Thoughts and observations from within the bubble:


-I am going to be hearing Roseanne’s voice in my dreams for the next seventy odd years. And I am possibly the dumbest person in the world, but I never realized Blues Traveler sang her intro song. God, that’s embarrassing.


-I liked Darlene a lot better when she was younger. Now that she’s a mom she’s got wayyy too many emotions. Boo.


-My family is disturbingly close to being the Conners.


-Trader Joes mini croissants are lit as fuck with ham and cheese. Must leave the cave this weekend for more. Must stop by Whole Foods and get bechamel, too. Gonna Epcot the hell out of this shit.


-I passed my Preservice Class with a score of 100%. What did I learn? 100% of zip. Those people must think I’m autistic or something.

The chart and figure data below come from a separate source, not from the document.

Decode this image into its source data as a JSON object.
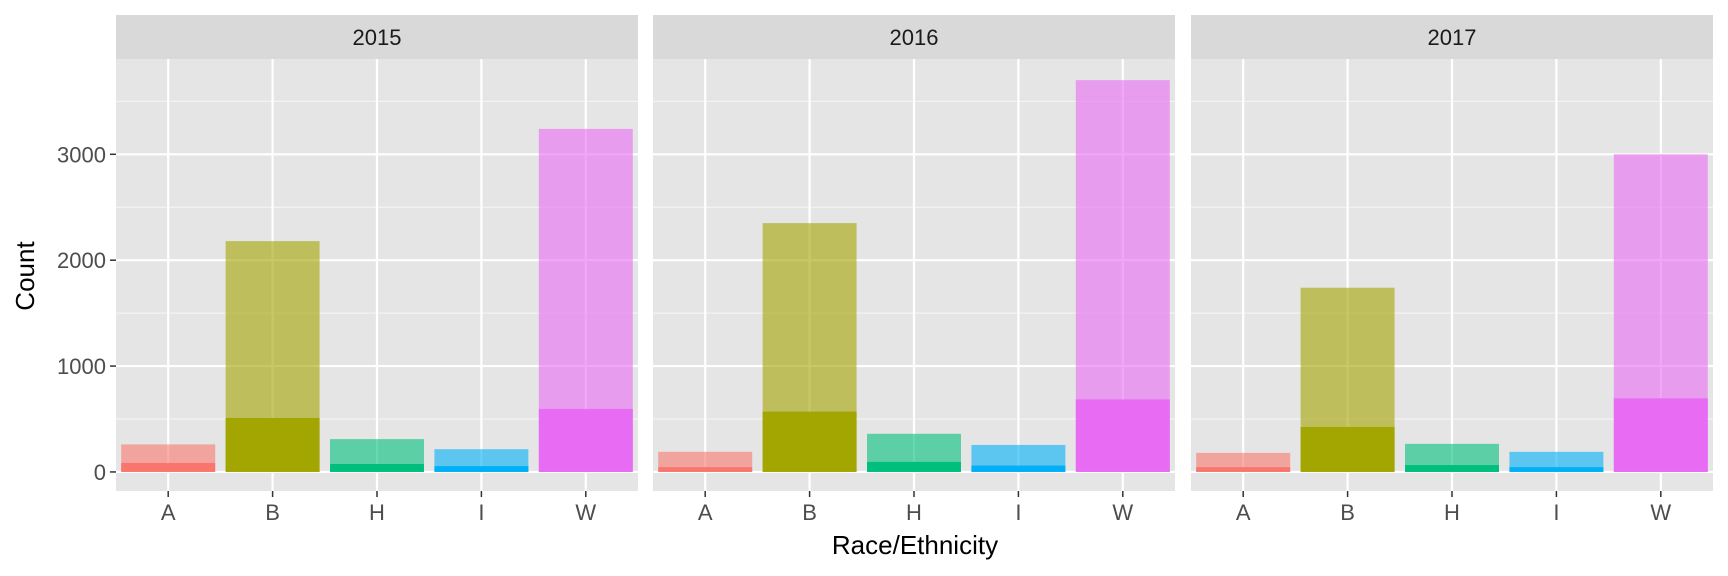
{
  "chart_data": {
    "type": "bar",
    "xlabel": "Race/Ethnicity",
    "ylabel": "Count",
    "ylim": [
      -180,
      3900
    ],
    "y_ticks": [
      0,
      1000,
      2000,
      3000
    ],
    "y_tick_labels": [
      "0",
      "1000",
      "2000",
      "3000"
    ],
    "categories": [
      "A",
      "B",
      "H",
      "I",
      "W"
    ],
    "colors": {
      "A": "#F8766D",
      "B": "#A3A500",
      "H": "#00BF7D",
      "I": "#00B0F6",
      "W": "#E76BF3"
    },
    "panel_background": "#E5E5E5",
    "strip_background": "#D9D9D9",
    "grid": true,
    "facets": [
      {
        "label": "2015",
        "total": [
          260,
          2180,
          310,
          215,
          3240
        ],
        "subset": [
          85,
          510,
          75,
          55,
          595
        ]
      },
      {
        "label": "2016",
        "total": [
          190,
          2350,
          360,
          255,
          3700
        ],
        "subset": [
          45,
          570,
          95,
          60,
          685
        ]
      },
      {
        "label": "2017",
        "total": [
          180,
          1740,
          265,
          190,
          3000
        ],
        "subset": [
          45,
          425,
          65,
          45,
          695
        ]
      }
    ]
  }
}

-A has disappeared. I can’t even do the bed thing. This would bother me a lot more if I had room for it. H isn’t even around but if she were here she’d be super proud of this whole trash panda thing I’m into right now. And the whole denial thing would really get her going.


-I can’t find the Conners Season 1 anywhere.


-It feels weird to wear actual clothes instead of a tank top with no bra. Boxers only if I feel professional or have to take Jack down to pee. I’m pretty sure my skin’s going to start sizzling when I step into the sun.

-I was at Walmart getting dog food and fettuccine and I had to keep checking to make sure I left the apartment with pants.


-still can’t stop coughing.


-I have a serious lack of t3/t4 or whatever it is that makes me function as a humanoid with emotions. Domo arigato, Ms. Roboto.


-Sleep is good. Sleep is now. Sleep is dessert. And lunch. And dinner.


-why did I stop drinking?


-I broke that wineglass I stole from Olive Garden


-I’m having a lot of anxiety about my dishwasher. I keep having really bad thoughts about tripping over Jack and impaling my face on my knives. I just decided to stop using knives.


-I should have never said I’m sorry. That’s an insult.


There’s just no word for it. I wish there were, but that would mean there would have to be a reason to create one. And fuck that.